Here is two typical designs of recirculated E-BIAB kettles. The main difference between them is the direction of wort circulation.
A. Top-down, eg. Grainfather.
kettle_topdown
B. Bottom-up. eg. Braumeister
kettle_bottomup
I don’t have any experience with Braumeister or the like. My issues are about the design of Grainfather. My conclusion is that Braumeister might have a better design, and if you are going to build your own brew kettle, go with design B, the bottom-up method.
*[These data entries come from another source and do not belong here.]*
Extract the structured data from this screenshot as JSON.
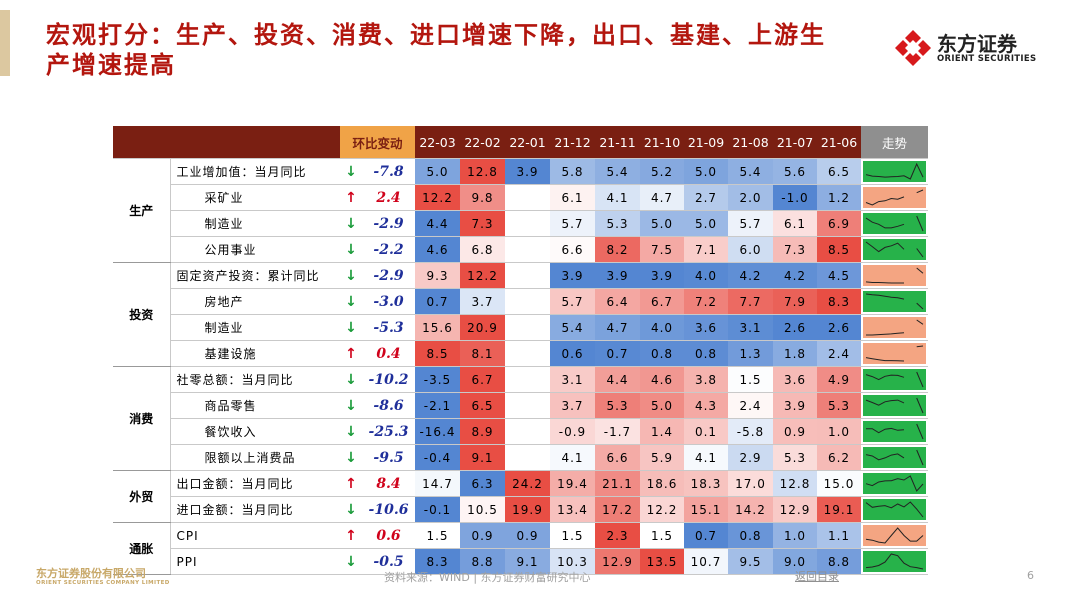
{
  "header": {
    "title": "宏观打分：生产、投资、消费、进口增速下降，出口、基建、上游生产增速提高",
    "logo_cn": "东方证券",
    "logo_en": "ORIENT SECURITIES"
  },
  "table": {
    "columns": [
      "环比变动",
      "22-03",
      "22-02",
      "22-01",
      "21-12",
      "21-11",
      "21-10",
      "21-09",
      "21-08",
      "21-07",
      "21-06",
      "走势"
    ],
    "groups": [
      {
        "name": "生产",
        "rows": [
          {
            "label": "工业增加值：当月同比",
            "arrow": "↓",
            "change": "-7.8",
            "values": [
              "5.0",
              "12.8",
              "3.9",
              "5.8",
              "5.4",
              "5.2",
              "5.0",
              "5.4",
              "5.6",
              "6.5"
            ],
            "trend_color": "#27b24a"
          },
          {
            "label": "采矿业",
            "arrow": "↑",
            "change": "2.4",
            "values": [
              "12.2",
              "9.8",
              null,
              "6.1",
              "4.1",
              "4.7",
              "2.7",
              "2.0",
              "-1.0",
              "1.2"
            ],
            "trend_color": "#f4a582"
          },
          {
            "label": "制造业",
            "arrow": "↓",
            "change": "-2.9",
            "values": [
              "4.4",
              "7.3",
              null,
              "5.7",
              "5.3",
              "5.0",
              "5.0",
              "5.7",
              "6.1",
              "6.9"
            ],
            "trend_color": "#27b24a"
          },
          {
            "label": "公用事业",
            "arrow": "↓",
            "change": "-2.2",
            "values": [
              "4.6",
              "6.8",
              null,
              "6.6",
              "8.2",
              "7.5",
              "7.1",
              "6.0",
              "7.3",
              "8.5"
            ],
            "trend_color": "#27b24a"
          }
        ]
      },
      {
        "name": "投资",
        "rows": [
          {
            "label": "固定资产投资：累计同比",
            "arrow": "↓",
            "change": "-2.9",
            "values": [
              "9.3",
              "12.2",
              null,
              "3.9",
              "3.9",
              "3.9",
              "4.0",
              "4.2",
              "4.2",
              "4.5"
            ],
            "trend_color": "#f4a582"
          },
          {
            "label": "房地产",
            "arrow": "↓",
            "change": "-3.0",
            "values": [
              "0.7",
              "3.7",
              null,
              "5.7",
              "6.4",
              "6.7",
              "7.2",
              "7.7",
              "7.9",
              "8.3"
            ],
            "trend_color": "#27b24a"
          },
          {
            "label": "制造业",
            "arrow": "↓",
            "change": "-5.3",
            "values": [
              "15.6",
              "20.9",
              null,
              "5.4",
              "4.7",
              "4.0",
              "3.6",
              "3.1",
              "2.6",
              "2.6"
            ],
            "trend_color": "#f4a582"
          },
          {
            "label": "基建设施",
            "arrow": "↑",
            "change": "0.4",
            "values": [
              "8.5",
              "8.1",
              null,
              "0.6",
              "0.7",
              "0.8",
              "0.8",
              "1.3",
              "1.8",
              "2.4"
            ],
            "trend_color": "#f4a582"
          }
        ]
      },
      {
        "name": "消费",
        "rows": [
          {
            "label": "社零总额：当月同比",
            "arrow": "↓",
            "change": "-10.2",
            "values": [
              "-3.5",
              "6.7",
              null,
              "3.1",
              "4.4",
              "4.6",
              "3.8",
              "1.5",
              "3.6",
              "4.9"
            ],
            "trend_color": "#27b24a"
          },
          {
            "label": "商品零售",
            "arrow": "↓",
            "change": "-8.6",
            "values": [
              "-2.1",
              "6.5",
              null,
              "3.7",
              "5.3",
              "5.0",
              "4.3",
              "2.4",
              "3.9",
              "5.3"
            ],
            "trend_color": "#27b24a"
          },
          {
            "label": "餐饮收入",
            "arrow": "↓",
            "change": "-25.3",
            "values": [
              "-16.4",
              "8.9",
              null,
              "-0.9",
              "-1.7",
              "1.4",
              "0.1",
              "-5.8",
              "0.9",
              "1.0"
            ],
            "trend_color": "#27b24a"
          },
          {
            "label": "限额以上消费品",
            "arrow": "↓",
            "change": "-9.5",
            "values": [
              "-0.4",
              "9.1",
              null,
              "4.1",
              "6.6",
              "5.9",
              "4.1",
              "2.9",
              "5.3",
              "6.2"
            ],
            "trend_color": "#27b24a"
          }
        ]
      },
      {
        "name": "外贸",
        "rows": [
          {
            "label": "出口金额：当月同比",
            "arrow": "↑",
            "change": "8.4",
            "values": [
              "14.7",
              "6.3",
              "24.2",
              "19.4",
              "21.1",
              "18.6",
              "18.3",
              "17.0",
              "12.8",
              "15.0"
            ],
            "trend_color": "#27b24a"
          },
          {
            "label": "进口金额：当月同比",
            "arrow": "↓",
            "change": "-10.6",
            "values": [
              "-0.1",
              "10.5",
              "19.9",
              "13.4",
              "17.2",
              "12.2",
              "15.1",
              "14.2",
              "12.9",
              "19.1"
            ],
            "trend_color": "#27b24a"
          }
        ]
      },
      {
        "name": "通胀",
        "rows": [
          {
            "label": "CPI",
            "arrow": "↑",
            "change": "0.6",
            "values": [
              "1.5",
              "0.9",
              "0.9",
              "1.5",
              "2.3",
              "1.5",
              "0.7",
              "0.8",
              "1.0",
              "1.1"
            ],
            "trend_color": "#f4a582"
          },
          {
            "label": "PPI",
            "arrow": "↓",
            "change": "-0.5",
            "values": [
              "8.3",
              "8.8",
              "9.1",
              "10.3",
              "12.9",
              "13.5",
              "10.7",
              "9.5",
              "9.0",
              "8.8"
            ],
            "trend_color": "#27b24a"
          }
        ]
      }
    ]
  },
  "footer": {
    "company_cn": "东方证券股份有限公司",
    "company_en": "ORIENT SECURITIES COMPANY LIMITED",
    "source": "资料来源：WIND | 东方证券财富研究中心",
    "link": "返回目录",
    "page": "6"
  }
}
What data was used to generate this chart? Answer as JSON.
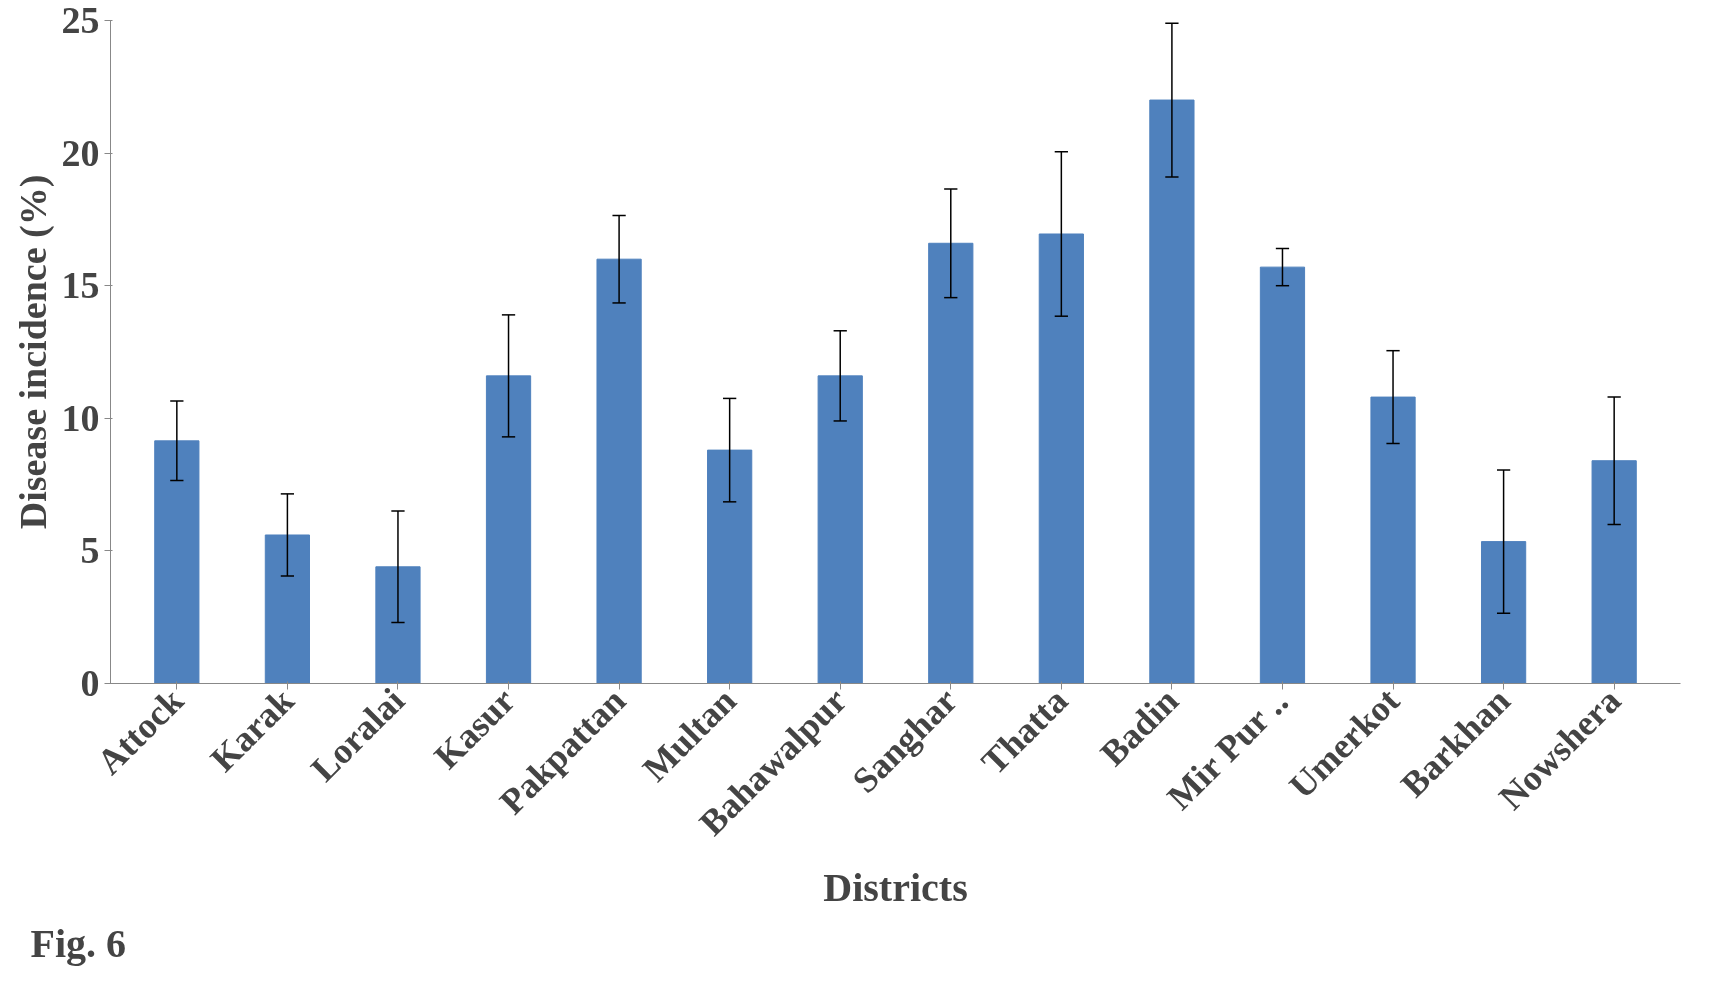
{
  "chart_data": {
    "type": "bar",
    "xlabel": "Districts",
    "ylabel": "Disease incidence (%)",
    "categories": [
      "Attock",
      "Karak",
      "Loralai",
      "Kasur",
      "Pakpattan",
      "Multan",
      "Bahawalpur",
      "Sanghar",
      "Thatta",
      "Badin",
      "Mir Pur ..",
      "Umerkot",
      "Barkhan",
      "Nowshera"
    ],
    "values": [
      9.15,
      5.6,
      4.4,
      11.6,
      16.0,
      8.8,
      11.6,
      16.6,
      16.95,
      22.0,
      15.7,
      10.8,
      5.35,
      8.4
    ],
    "errors": [
      1.5,
      1.55,
      2.1,
      2.3,
      1.65,
      1.95,
      1.7,
      2.05,
      3.1,
      2.9,
      0.7,
      1.75,
      2.7,
      2.4
    ],
    "color": "#4f81bd",
    "ylim": [
      0,
      25
    ],
    "yticks": [
      0,
      5,
      10,
      15,
      20,
      25
    ],
    "grid": false,
    "annotations": [
      "Fig. 6"
    ]
  }
}
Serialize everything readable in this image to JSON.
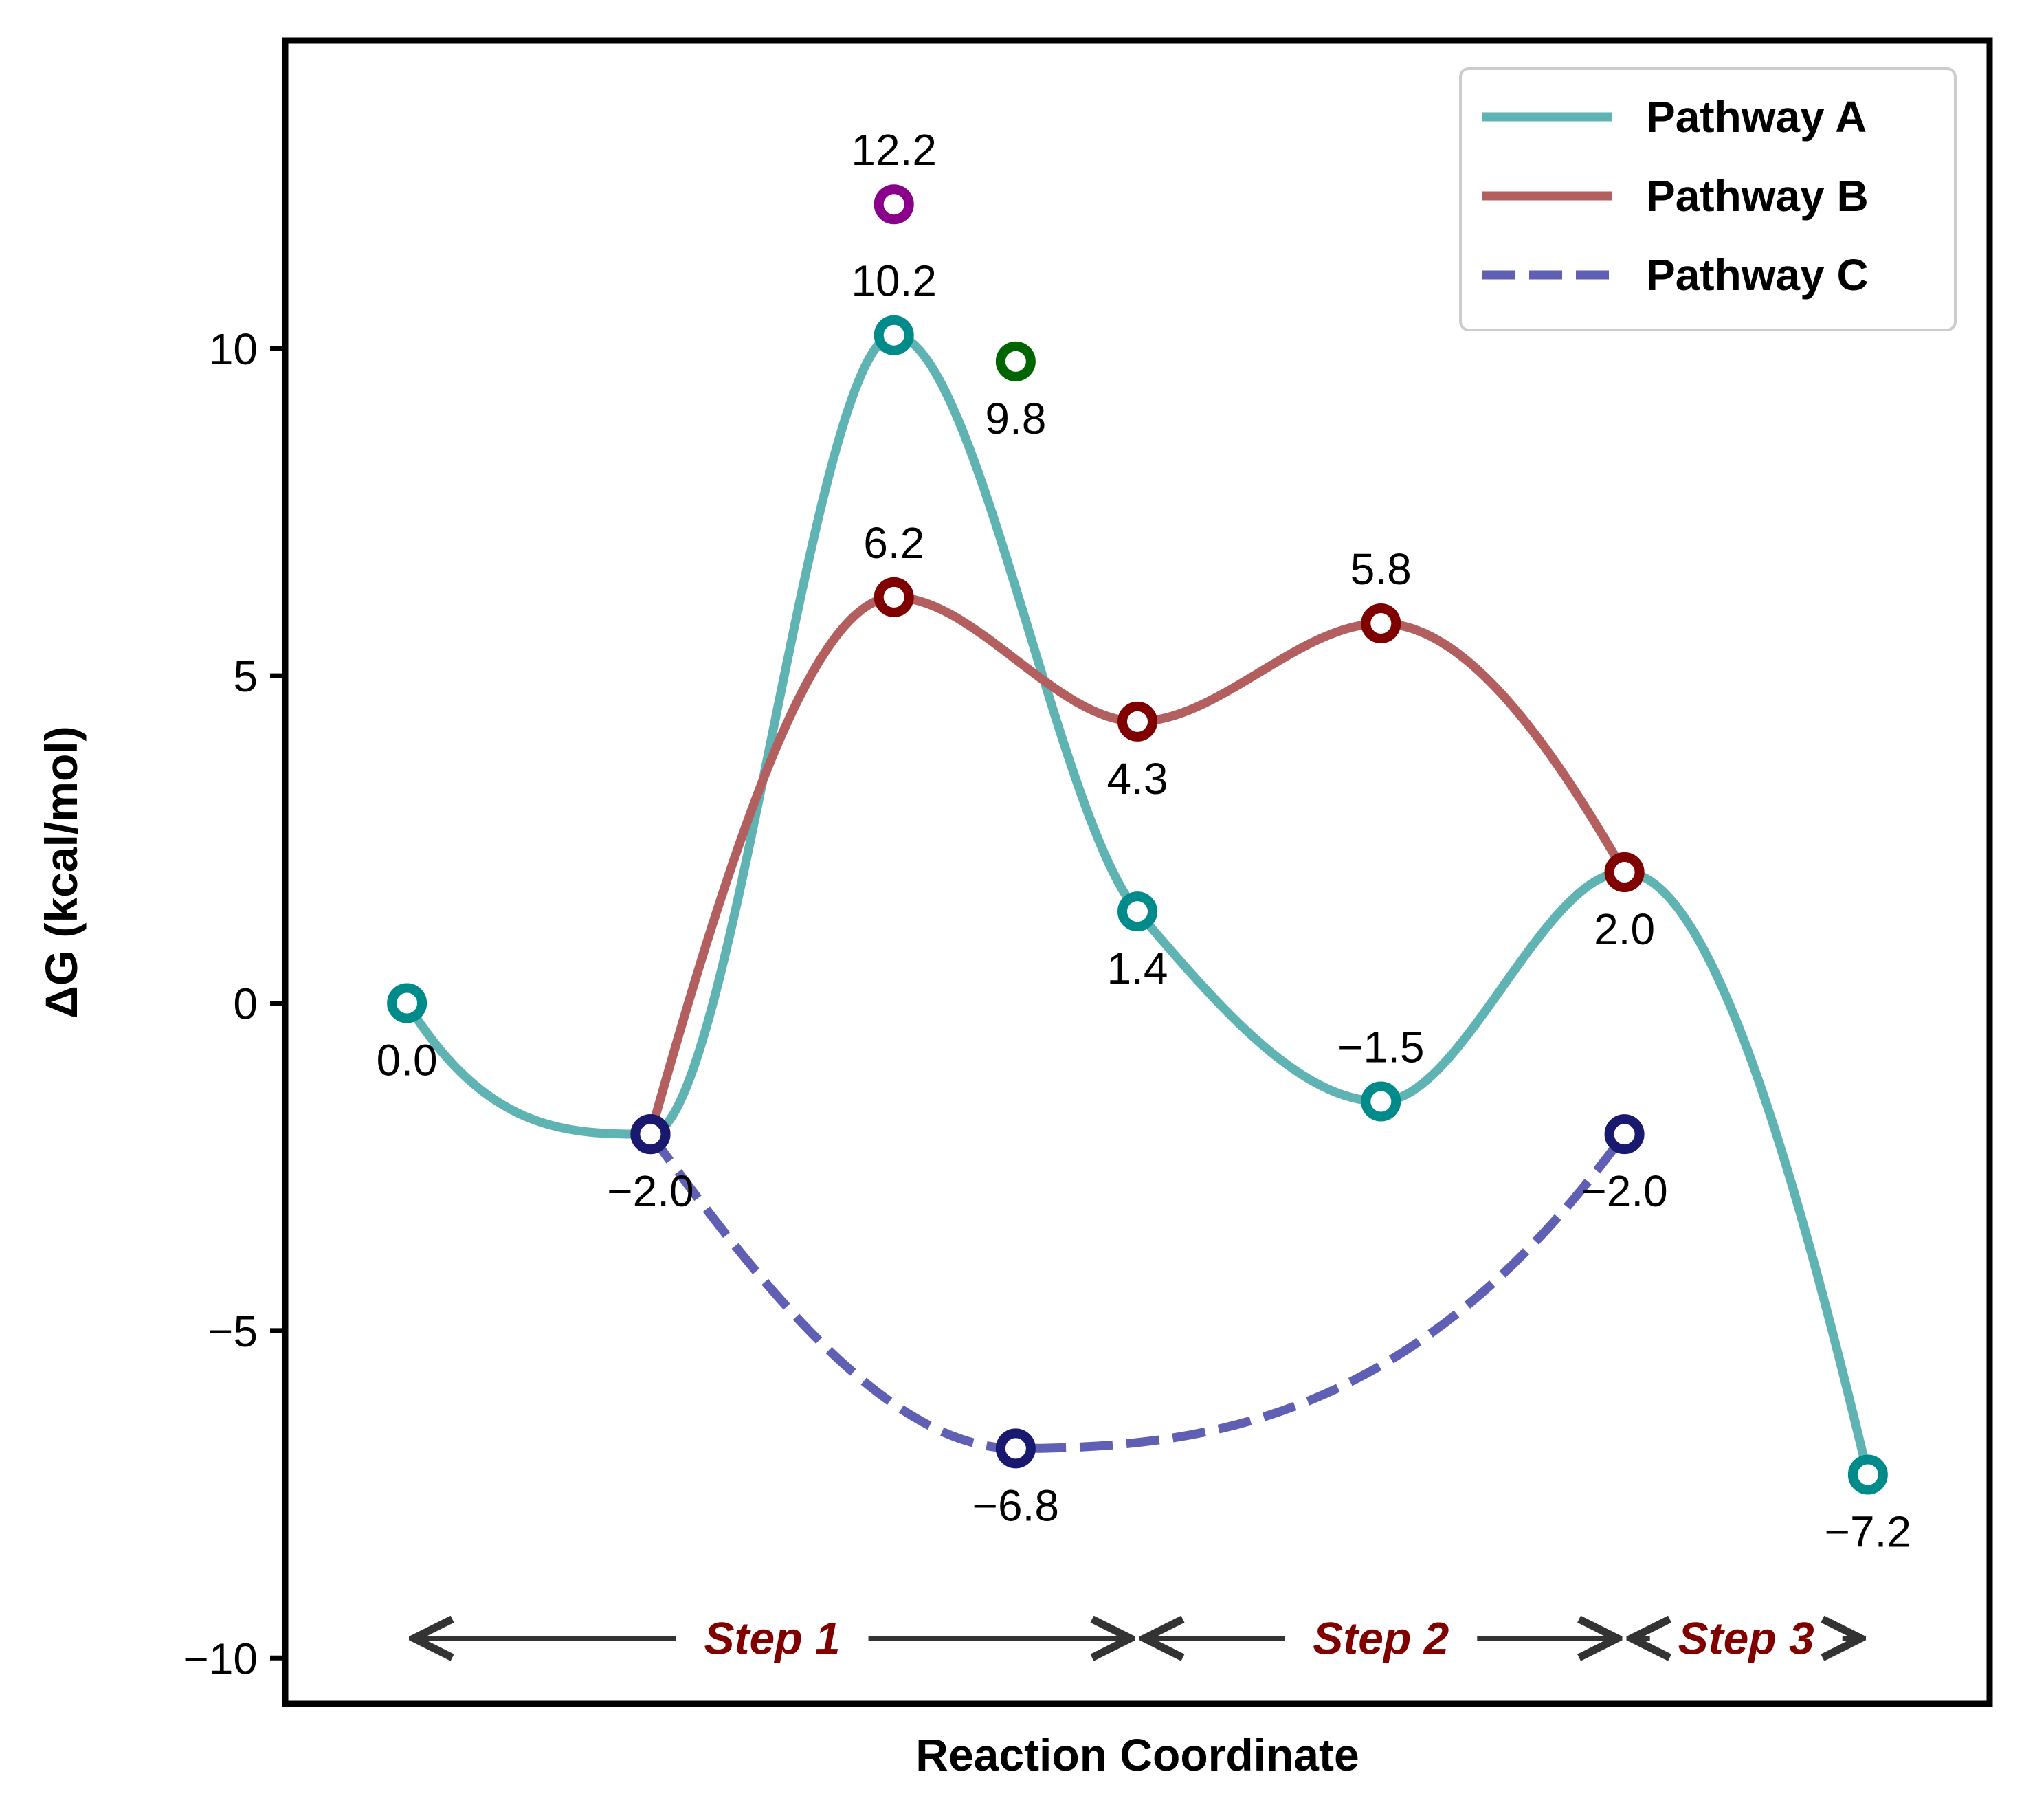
{
  "chart_data": {
    "type": "line",
    "title": "",
    "xlabel": "Reaction Coordinate",
    "ylabel": "ΔG (kcal/mol)",
    "ylim": [
      -10.7,
      14.7
    ],
    "xlim": [
      -0.5,
      6.5
    ],
    "yticks": [
      -10,
      -5,
      0,
      5,
      10
    ],
    "ytick_labels": [
      "−10",
      "−5",
      "0",
      "5",
      "10"
    ],
    "show_xticks": false,
    "grid": false,
    "legend_position": "top-right",
    "series": [
      {
        "name": "Pathway A",
        "color": "#5fb3b3",
        "marker_color": "#008b8b",
        "style": "solid",
        "x": [
          0,
          1,
          2,
          3,
          4,
          5,
          6
        ],
        "values": [
          0.0,
          -2.0,
          10.2,
          1.4,
          -1.5,
          2.0,
          -7.2
        ],
        "labels": [
          "0.0",
          "−2.0",
          "10.2",
          "1.4",
          "−1.5",
          "2.0",
          "−7.2"
        ],
        "label_pos": [
          "below",
          "below",
          "above",
          "below",
          "above",
          "below",
          "below"
        ]
      },
      {
        "name": "Pathway B",
        "color": "#b35f5f",
        "marker_color": "#800000",
        "style": "solid",
        "x": [
          1,
          2,
          3,
          4,
          5
        ],
        "values": [
          -2.0,
          6.2,
          4.3,
          5.8,
          2.0
        ],
        "labels": [
          "",
          "6.2",
          "4.3",
          "5.8",
          ""
        ],
        "label_pos": [
          "none",
          "above",
          "below",
          "above",
          "none"
        ]
      },
      {
        "name": "Pathway C",
        "color": "#5f5fb3",
        "marker_color": "#191970",
        "style": "dashed",
        "x": [
          1,
          2.5,
          5
        ],
        "values": [
          -2.0,
          -6.8,
          -2.0
        ],
        "labels": [
          "",
          "−6.8",
          "−2.0"
        ],
        "label_pos": [
          "none",
          "below",
          "below"
        ]
      }
    ],
    "extra_points": [
      {
        "x": 2,
        "value": 12.2,
        "label": "12.2",
        "label_pos": "above",
        "marker_color": "#8b008b"
      },
      {
        "x": 2.5,
        "value": 9.8,
        "label": "9.8",
        "label_pos": "below",
        "marker_color": "#006400"
      }
    ],
    "steps": [
      {
        "label": "Step 1",
        "x_start": 0,
        "x_end": 3
      },
      {
        "label": "Step 2",
        "x_start": 3,
        "x_end": 5
      },
      {
        "label": "Step 3",
        "x_start": 5,
        "x_end": 6
      }
    ],
    "step_y": -9.7
  }
}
The issue wasn’t clear to me until I drew the picture: the design of Grainfather creates 3 zones of wort/mash.
When the wort drains down, a compact grain bed will be formed, which results in slow draining from middle part to the bottom. If the mash is mixed well when doughing in and the heat didn’t lose too much, it might be fine. However, it is a different story when multiple rest steps are needed because
the main sensor and the heater are at the bottom and the flow from middle part to bottom part is slow. The result is slow temperature ramp of the mash in the middle.
Conducting thin mash or add rice husks can speed up the wort draining but result in fast sparge.
The temperature of top portion can be risen quickly if the flow of wort is quick and drains through the overflow pipe.
I have been wondering why the PID parameters tuned with 2 gallon water worked “better” than that with 4.5 gallon water. Now it’s all clear to me: the PID was effectively controlling sound 2 gallon of wort.
Here are some charts. FYI.
I forget to switch the heater to “mash” position. The PID was tuned with 4(or 4.5) gallons of water.
whole
The heater was switched to “mash” position. The PID was tuned with 4 gallons of water (same as above.)
mash-2
The PID parameters were derived from tuning with 2 gallons of water.